Vercel eve: agents as directories and durable workflows
The Vercel eve framework takes a different path by treating each agent as a directory of files that describe its model, system prompt, and tools. One file selects the model and relies on Vercel’s AI Gateway for provider fallbacks, another holds the system prompt in Markdown, and each tool is a TypeScript file whose filename becomes the tool name, with no extra registration. Eve compiles this directory into a running agent, where every conversation is a durable workflow using Vercel’s open-source Workflow SDK, checkpointing each step so sessions can recover from crashes or pauses. Each agent receives its own sandbox for code it writes, and tools can require human approval. Built-in channels for Slack, Discord, Microsoft Teams, Telegram, Twilio, GitHub, and Linear connect agents to users, while every run emits an OpenTelemetry trace into Vercel’s observability dashboard. Eve is open-source under Apache 2.0 and currently runs on Vercel in public preview.

Reactive vs directory-based: different philosophies for agentic development
ArrowJS and the Vercel eve framework represent two philosophies for agentic era development. ArrowJS stays close to the browser, focusing on reactive state and DOM updates so agents can output HTML templates and simple JavaScript without learning a complex component model. This makes Arrow fit naturally into existing front-end stacks, but also leaves developers to design their own higher-level workflow and orchestration patterns. Eve, in contrast, treats agents as first-class deployment units: directories that bundle prompts, models, tools, sandboxes, workflows, and observability into a single artifact. According to Vercel, agents already trigger around 29 percent of deployments on its platform, and that share is expected to reach half, which helps explain the workflow-heavy design. For teams building rich interfaces, ArrowJS can power the UI while eve coordinates durable, tool-using agents behind the scenes, pointing toward layered architectures instead of one framework to rule everything.
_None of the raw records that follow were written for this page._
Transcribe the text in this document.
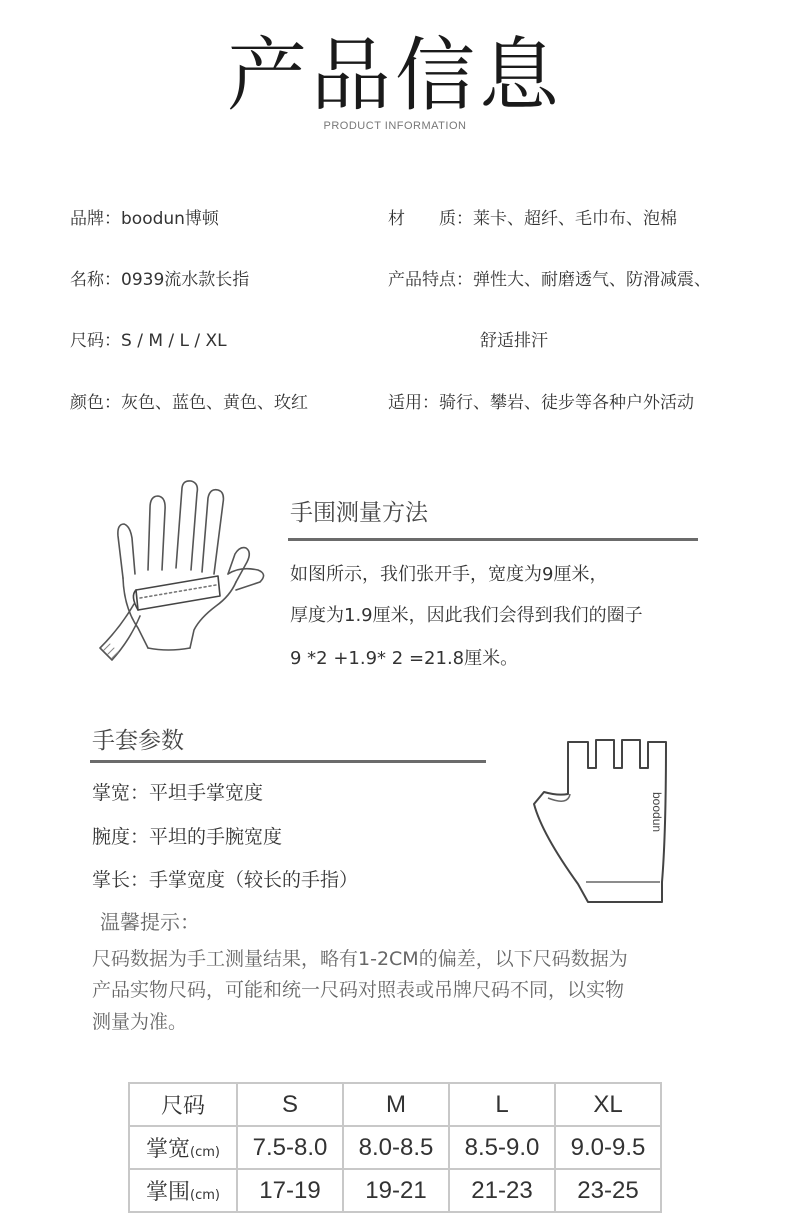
产品信息
PRODUCT INFORMATION
品牌：boodun博顿
名称：0939流水款长指
尺码：S / M / L / XL
颜色：灰色、蓝色、黄色、玫红
材　　质：莱卡、超纤、毛巾布、泡棉
产品特点：弹性大、耐磨透气、防滑减震、
舒适排汗
适用：骑行、攀岩、徒步等各种户外活动
手围测量方法
如图所示，我们张开手，宽度为9厘米，
厚度为1.9厘米，因此我们会得到我们的圈子
9 *2 +1.9* 2 =21.8厘米。
手套参数
掌宽：平坦手掌宽度
腕度：平坦的手腕宽度
掌长：手掌宽度（较长的手指）
boodun
温馨提示：
尺码数据为手工测量结果，略有1-2CM的偏差，以下尺码数据为
产品实物尺码，可能和统一尺码对照表或吊牌尺码不同，以实物
测量为准。
尺码	S	M	L	XL
掌宽(cm)	7.5-8.0	8.0-8.5	8.5-9.0	9.0-9.5
掌围(cm)	17-19	19-21	21-23	23-25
Developer experience and what comes next
For developers, the choice between these AI agent UI frameworks comes down to where they want structure. ArrowJS offers a light reactive layer that feels close to vanilla JavaScript: template literals for markup, minimal API surface, and optional WASM sandboxing for agent-written UI logic. It trades ecosystem depth and guardrails for simplicity and agent readability, which may appeal to teams experimenting with AI-generated interfaces. Eve gives a heavier, infrastructure-oriented experience: agents are directories, conversations are workflows, and deployment is tied to the vercel deploy command, with observability and sandboxing built in. Developers start agents from the terminal and connect them to channels without custom plumbing. As more applications rely on agents not only to call APIs but to shape interfaces and long-running tasks, the likely pattern is hybrid: reactive UI frameworks like ArrowJS at the edge, and directory-based frameworks like eve coordinating the agents behind them.